Some analysts said the purchase price could rise to as high as 750 pence, or 13 times EBITDA (earnings before interest, tax, depreciation and amortization), given the scarcity value of ICI's assets and the possibility of a bidding war.
This compares with BASF's purchases of U.S. firm Engelhard and Degussa's construction chemicals unit last year at just over 10 times core earnings.
The $85 billion coating industry is fragmented, with Akzo accounting for 10% of the market and ICI 5%. The top 10 makers have less than 50%, according to Citigroup.
The Dutch group currently makes about 45% of its sales in mature decorative markets, and a deal would give it ICI's market-leading position for both its paints and National Starch business, according to analysts.

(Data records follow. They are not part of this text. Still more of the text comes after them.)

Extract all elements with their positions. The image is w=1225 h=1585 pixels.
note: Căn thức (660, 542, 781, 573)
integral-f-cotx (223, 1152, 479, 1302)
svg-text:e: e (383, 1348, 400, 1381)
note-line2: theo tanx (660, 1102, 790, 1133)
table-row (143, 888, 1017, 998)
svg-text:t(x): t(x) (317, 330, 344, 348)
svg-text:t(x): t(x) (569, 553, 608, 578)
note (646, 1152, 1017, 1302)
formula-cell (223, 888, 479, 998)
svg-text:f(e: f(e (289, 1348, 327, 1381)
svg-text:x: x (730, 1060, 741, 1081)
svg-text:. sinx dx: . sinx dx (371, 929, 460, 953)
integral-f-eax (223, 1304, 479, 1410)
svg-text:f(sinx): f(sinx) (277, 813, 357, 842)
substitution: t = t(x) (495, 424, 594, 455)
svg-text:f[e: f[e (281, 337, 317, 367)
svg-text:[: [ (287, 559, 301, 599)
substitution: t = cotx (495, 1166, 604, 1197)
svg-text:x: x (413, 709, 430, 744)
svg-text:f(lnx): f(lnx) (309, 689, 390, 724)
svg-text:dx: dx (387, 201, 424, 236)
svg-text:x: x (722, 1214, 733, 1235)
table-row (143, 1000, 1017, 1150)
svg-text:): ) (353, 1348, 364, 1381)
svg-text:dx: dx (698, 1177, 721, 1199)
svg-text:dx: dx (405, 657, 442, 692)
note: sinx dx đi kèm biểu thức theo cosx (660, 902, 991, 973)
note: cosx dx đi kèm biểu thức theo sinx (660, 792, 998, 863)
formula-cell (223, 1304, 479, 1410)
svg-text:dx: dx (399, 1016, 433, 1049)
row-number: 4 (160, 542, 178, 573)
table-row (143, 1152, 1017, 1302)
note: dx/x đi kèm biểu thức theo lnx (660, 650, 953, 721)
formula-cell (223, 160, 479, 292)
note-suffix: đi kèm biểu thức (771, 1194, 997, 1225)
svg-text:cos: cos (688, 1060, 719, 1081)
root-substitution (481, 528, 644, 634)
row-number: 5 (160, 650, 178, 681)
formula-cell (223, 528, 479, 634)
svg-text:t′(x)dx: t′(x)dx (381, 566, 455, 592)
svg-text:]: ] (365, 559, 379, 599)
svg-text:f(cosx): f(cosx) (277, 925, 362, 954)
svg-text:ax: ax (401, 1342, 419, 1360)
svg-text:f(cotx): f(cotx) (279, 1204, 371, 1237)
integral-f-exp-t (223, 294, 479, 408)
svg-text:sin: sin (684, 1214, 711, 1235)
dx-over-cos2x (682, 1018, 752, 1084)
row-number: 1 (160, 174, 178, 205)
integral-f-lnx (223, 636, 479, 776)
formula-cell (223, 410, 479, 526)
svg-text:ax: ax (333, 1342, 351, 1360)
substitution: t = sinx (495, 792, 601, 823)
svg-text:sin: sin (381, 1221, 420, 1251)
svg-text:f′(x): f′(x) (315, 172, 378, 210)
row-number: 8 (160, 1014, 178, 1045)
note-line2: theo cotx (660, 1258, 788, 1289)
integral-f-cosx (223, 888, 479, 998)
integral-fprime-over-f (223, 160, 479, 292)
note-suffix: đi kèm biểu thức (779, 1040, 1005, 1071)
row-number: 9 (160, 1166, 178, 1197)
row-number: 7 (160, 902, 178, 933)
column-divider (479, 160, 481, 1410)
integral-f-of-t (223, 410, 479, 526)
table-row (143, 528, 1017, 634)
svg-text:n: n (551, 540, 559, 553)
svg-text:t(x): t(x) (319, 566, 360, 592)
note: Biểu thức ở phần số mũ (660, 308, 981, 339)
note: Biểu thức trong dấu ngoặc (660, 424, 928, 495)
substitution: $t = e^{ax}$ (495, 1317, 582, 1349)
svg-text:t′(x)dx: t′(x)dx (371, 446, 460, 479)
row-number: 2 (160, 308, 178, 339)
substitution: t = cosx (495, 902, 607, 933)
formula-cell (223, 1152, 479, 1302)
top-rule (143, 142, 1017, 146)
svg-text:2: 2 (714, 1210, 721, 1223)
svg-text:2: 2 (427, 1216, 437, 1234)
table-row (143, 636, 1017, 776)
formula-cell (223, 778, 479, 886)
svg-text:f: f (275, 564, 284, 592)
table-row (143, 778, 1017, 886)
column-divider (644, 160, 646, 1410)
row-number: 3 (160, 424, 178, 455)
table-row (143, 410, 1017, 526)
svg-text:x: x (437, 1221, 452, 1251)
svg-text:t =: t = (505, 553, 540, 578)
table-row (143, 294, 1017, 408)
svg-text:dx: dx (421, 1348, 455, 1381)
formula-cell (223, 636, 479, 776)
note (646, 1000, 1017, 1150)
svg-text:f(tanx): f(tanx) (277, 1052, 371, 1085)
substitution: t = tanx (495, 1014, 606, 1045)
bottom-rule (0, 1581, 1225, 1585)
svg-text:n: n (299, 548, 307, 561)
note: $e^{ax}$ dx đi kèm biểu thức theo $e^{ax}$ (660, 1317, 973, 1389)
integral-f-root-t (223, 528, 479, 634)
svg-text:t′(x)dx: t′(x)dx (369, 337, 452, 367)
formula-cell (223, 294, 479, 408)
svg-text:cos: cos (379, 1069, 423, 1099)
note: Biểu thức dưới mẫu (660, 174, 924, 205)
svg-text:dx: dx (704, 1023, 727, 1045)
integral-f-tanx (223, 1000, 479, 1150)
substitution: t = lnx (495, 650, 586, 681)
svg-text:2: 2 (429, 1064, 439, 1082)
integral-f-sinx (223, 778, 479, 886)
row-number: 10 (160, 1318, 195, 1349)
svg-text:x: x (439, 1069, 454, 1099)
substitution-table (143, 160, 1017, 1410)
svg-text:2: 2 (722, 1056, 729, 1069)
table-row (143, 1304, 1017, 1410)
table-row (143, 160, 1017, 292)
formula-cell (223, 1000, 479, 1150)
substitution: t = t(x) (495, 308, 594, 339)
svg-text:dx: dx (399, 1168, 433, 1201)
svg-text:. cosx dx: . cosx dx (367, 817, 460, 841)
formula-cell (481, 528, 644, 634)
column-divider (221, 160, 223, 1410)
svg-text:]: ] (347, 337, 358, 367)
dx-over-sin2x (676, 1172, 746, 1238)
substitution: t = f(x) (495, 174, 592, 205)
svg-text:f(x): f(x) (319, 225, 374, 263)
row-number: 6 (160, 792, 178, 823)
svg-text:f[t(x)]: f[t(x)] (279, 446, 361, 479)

But an acquisition would also see any buyer take on ICI's pension liabilities of 9.2 billion pounds, bigger than its market capitalization of 7.6 billion pounds.
The firm has cut its pension deficit to 850 million pounds with increased contributions following asset sales, but analysts say its pension trustees could demand a big injection of cash into the fund as a condition of their support for a deal.
Founded in 1926, ICI pioneered the development of synthetic materials, including a laboratory accident in 1933 that led to the creation of polythene. In 1984 it became the first British company to achieve 1 billion pounds in pretax profits.